Applying and validating Coulomb rate-and-state seismicity models in acoustic emission experiments

A central goal of laboratory seismology is to infer large-scale seismic processes from small-scale experiments, with acoustic emissions (AE) being a common observable. These signals, indicative of microfracturing, slip localization, and damage evolution, are often paralleled with earthquakes to understand seismic behaviors. This study challenges traditional perspectives by applying Coulomb rate-and-state seismicity theory, originally developed for earthquake clustering, to AE experiments. This theory maps stressing history to seismicity rates using rate-and-state friction, however, its validity under controlled experimental conditions remains an open question. We conducted four experiments on a sawcut sample of red felser sandstone, representing a fault under variable stress conditions.

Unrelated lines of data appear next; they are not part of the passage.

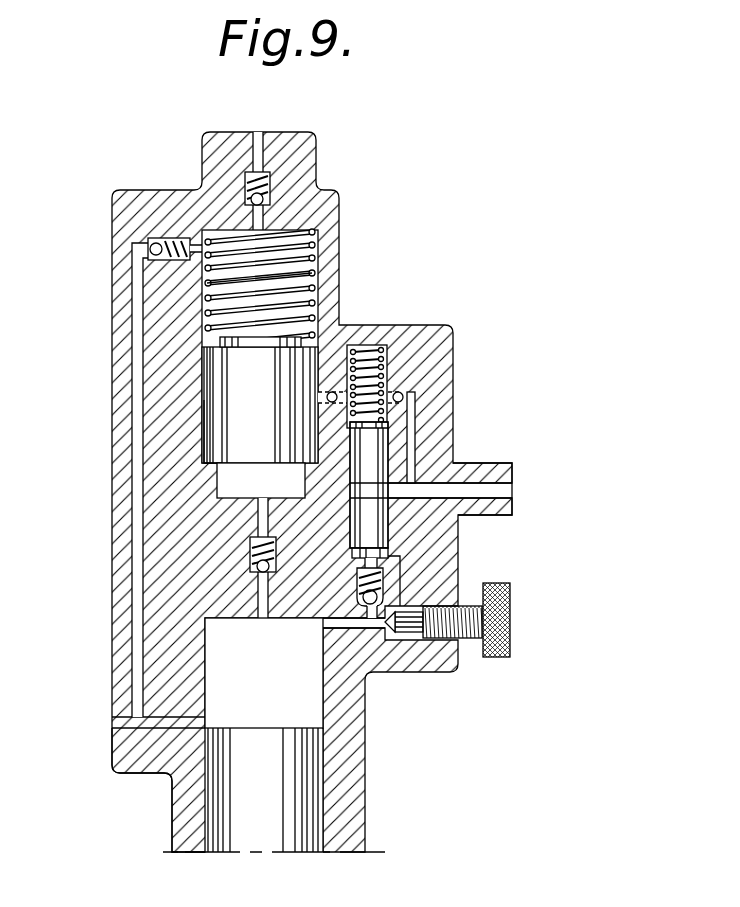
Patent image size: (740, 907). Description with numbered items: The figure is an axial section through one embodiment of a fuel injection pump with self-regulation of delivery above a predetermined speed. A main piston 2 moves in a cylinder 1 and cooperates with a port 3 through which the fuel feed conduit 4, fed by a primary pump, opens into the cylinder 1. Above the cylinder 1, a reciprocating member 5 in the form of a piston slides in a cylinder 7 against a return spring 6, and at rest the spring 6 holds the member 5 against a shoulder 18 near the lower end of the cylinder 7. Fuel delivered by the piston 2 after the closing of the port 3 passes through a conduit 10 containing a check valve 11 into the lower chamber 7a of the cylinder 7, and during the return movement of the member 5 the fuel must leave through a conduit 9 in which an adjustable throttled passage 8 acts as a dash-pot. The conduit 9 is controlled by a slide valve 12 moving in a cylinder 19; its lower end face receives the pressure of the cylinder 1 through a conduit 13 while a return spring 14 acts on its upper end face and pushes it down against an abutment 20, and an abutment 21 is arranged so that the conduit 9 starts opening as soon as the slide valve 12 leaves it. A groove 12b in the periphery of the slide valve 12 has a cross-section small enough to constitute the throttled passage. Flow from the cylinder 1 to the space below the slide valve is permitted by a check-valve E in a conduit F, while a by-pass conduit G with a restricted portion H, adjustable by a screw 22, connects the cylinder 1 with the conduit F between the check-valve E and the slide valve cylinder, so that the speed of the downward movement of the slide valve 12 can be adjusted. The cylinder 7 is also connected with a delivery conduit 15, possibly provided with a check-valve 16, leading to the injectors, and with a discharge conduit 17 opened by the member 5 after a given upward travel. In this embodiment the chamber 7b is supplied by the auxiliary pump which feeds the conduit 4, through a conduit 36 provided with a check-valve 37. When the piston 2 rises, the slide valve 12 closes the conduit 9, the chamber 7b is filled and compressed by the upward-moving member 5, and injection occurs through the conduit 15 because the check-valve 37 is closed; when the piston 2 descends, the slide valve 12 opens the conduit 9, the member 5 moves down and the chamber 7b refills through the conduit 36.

The cylinder 1 is at (323, 718).
The main piston 2 is at (283, 781).
The port 3 is at (208, 719).
The fuel feed conduit 4 is at (165, 737).
The reciprocating member 5 is at (228, 390).
The return spring 6 is at (308, 234).
The cylinder 7 is at (208, 292).
The lower chamber 7a is at (217, 472).
The chamber 7b is at (288, 284).
The adjustable throttled passage 8 is at (400, 476).
The conduit 9 is at (372, 493).
The conduit 10 is at (262, 604).
The check valve 11 is at (250, 570).
The slide valve 12 is at (498, 479).
The groove 12b is at (386, 482).
The conduit 13 is at (306, 620).
The return spring 14 is at (380, 355).
The delivery conduit 15 is at (258, 222).
The check-valve 16 is at (270, 190).
The discharge conduit 17 is at (326, 397).
The shoulder 18 is at (210, 459).
The cylinder 19 is at (403, 400).
The abutment 20 is at (352, 547).
The abutment 21 is at (416, 394).
The screw 22 is at (510, 631).
The conduit 36 is at (140, 661).
The check-valve 37 is at (150, 246).
The check-valve E is at (380, 600).
The conduit F is at (378, 578).
The by-pass conduit G is at (446, 638).
The restricted portion H is at (392, 628).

Adjustments in loading rates and initial conditions revealed that, while a single free parameter A—related to the direct effect—should suffice, a rescaling of the model by 1.5 to 2.2 was necessary for fitting the data. Differences in values across experiments appeared mostly non-systematic, and partial data usage did not yield consistently systematic parameter migrations. These findings suggest that fault microstructure may complexly alter parameter values during loading beyond what is accounted for in the Coulomb rate-and-state theory. Nonetheless, with the introduction of the scaling parameter, the Coulomb rate-and-state theory effectively captures the fundamental aspects of AE responses to complex controlled loading histories.